Die letzten Jahre ist infolge einer größeren Zahl neuerer Funde, zu denen auch die vier Skelette des Danuvius guggenmosi aus der Tongrube „Hammerschmiede“ gehören, viel Bewegung in die Anthropologie gekommen. Es herrscht inzwischen eine große Vielfalt unter den frühen Hominiden. Aus dem Miozän* kennt man gut 100 Arten Großer Menschenaffen, darunter nicht wenige aus Eurasien. Sie wirken hinsichtlich Lebensraum und Lebensweise eher wie Varianten derselben Grundthemen.
*[Als Miozän bezeichnet man die Zeitepoche von vor circa 24 Millionen bis vor 5 Millionen Jahren. Aus Afrika und Asien drangen damals viele Tierarten über neu entstandene Landverbindungen nach Europa vor, was ein kompliziertes Wechselspiel von Verdrängung und Anpassung zur Folge hatte und die Zusammensetzung der Fauna in Europa veränderte.]
Eine gerade und direkte Stammeslinie vom affenähnlichen Lebewesen zum heutigen Menschen, dem Homo sapiens, hat es offenbar nicht gegeben . Die Natur hat heftig herumexperimentiert. Schwankungen des Klimas dürften sich vielfältig ausgewirkt haben. Ein bestimmter Körperbau, eine Ernährungsweise oder Art der Fortbewegung, die zu einer Zeit gut passten, waren zu einer anderen womöglich weniger ideal. Unsere biologische Entwicklung schritt also nicht gleichmäßig in derselben Richtung voran, sondern eher sporadisch mal hierhin, mal dorthin.
Merkmale wie aufrechter Gang, Gehirngröße Gebiss oder Hände haben sich in den einzelnen Populationen also unterschiedlich schnell entwickelt. Wenn diese dann irgendwann aufeinander trafen, trugen ihre Nachkommen Neukombinationen aus diesen Merkmalen. Man spricht von einer „Mosaik-Evolution“. Gleiche und ähnliche Merkmale bedeuten also nicht zwangsläufig eine Abstammungsverwandtschaft – nicht einmal dann, wenn die beiden Primaten zu verschiedenen Zeiten lebten. Viele Paläoanthropologen gehen daher heute von einem lockeren, ausladenden Stammbusch mit vielen verzweigten Ästen aus.

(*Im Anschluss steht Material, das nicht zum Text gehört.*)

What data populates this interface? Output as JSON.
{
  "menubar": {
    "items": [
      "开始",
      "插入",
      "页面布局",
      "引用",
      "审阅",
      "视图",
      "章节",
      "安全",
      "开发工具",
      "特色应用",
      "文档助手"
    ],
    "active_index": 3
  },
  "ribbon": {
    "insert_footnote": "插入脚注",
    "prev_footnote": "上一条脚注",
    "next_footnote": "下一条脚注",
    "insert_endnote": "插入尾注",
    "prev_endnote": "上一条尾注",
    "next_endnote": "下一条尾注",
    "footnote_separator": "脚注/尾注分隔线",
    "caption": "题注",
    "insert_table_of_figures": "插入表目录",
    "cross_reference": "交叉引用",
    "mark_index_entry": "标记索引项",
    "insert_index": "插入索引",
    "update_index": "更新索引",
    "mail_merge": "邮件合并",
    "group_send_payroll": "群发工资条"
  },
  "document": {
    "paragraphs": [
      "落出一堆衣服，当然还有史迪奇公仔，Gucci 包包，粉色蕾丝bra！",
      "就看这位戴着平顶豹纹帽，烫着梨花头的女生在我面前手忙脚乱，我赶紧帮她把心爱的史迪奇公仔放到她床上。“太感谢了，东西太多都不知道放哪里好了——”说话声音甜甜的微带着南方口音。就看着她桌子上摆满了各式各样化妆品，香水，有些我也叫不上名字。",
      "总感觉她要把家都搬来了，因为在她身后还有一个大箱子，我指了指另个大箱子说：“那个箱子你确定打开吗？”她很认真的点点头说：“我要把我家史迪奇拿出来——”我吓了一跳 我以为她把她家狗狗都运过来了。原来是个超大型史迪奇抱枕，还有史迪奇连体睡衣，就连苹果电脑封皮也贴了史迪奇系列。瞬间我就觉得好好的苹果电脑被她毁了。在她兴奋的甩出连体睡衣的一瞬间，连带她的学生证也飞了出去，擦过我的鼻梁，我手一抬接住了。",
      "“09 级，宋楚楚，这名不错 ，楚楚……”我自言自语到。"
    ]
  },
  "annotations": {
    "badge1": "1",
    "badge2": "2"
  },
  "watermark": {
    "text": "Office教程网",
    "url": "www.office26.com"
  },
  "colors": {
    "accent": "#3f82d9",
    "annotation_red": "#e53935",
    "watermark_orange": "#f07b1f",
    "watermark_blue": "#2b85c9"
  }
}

So hat sich auch der aufrechte Gang im Verlaufe der Primatenevolution wohl mehrfach entwickelt, als auch bei Primaten, von denen wir nicht abstammen. Daher ist es zumindest zu früh, davon zu sprechen, dass sich der Prozess der Entwicklung des aufrechten Ganges in Europa vollzog, geschweige denn davon, dass „Danuvius guggenmosi“ ein Vorfahre des modernen Menschen sei.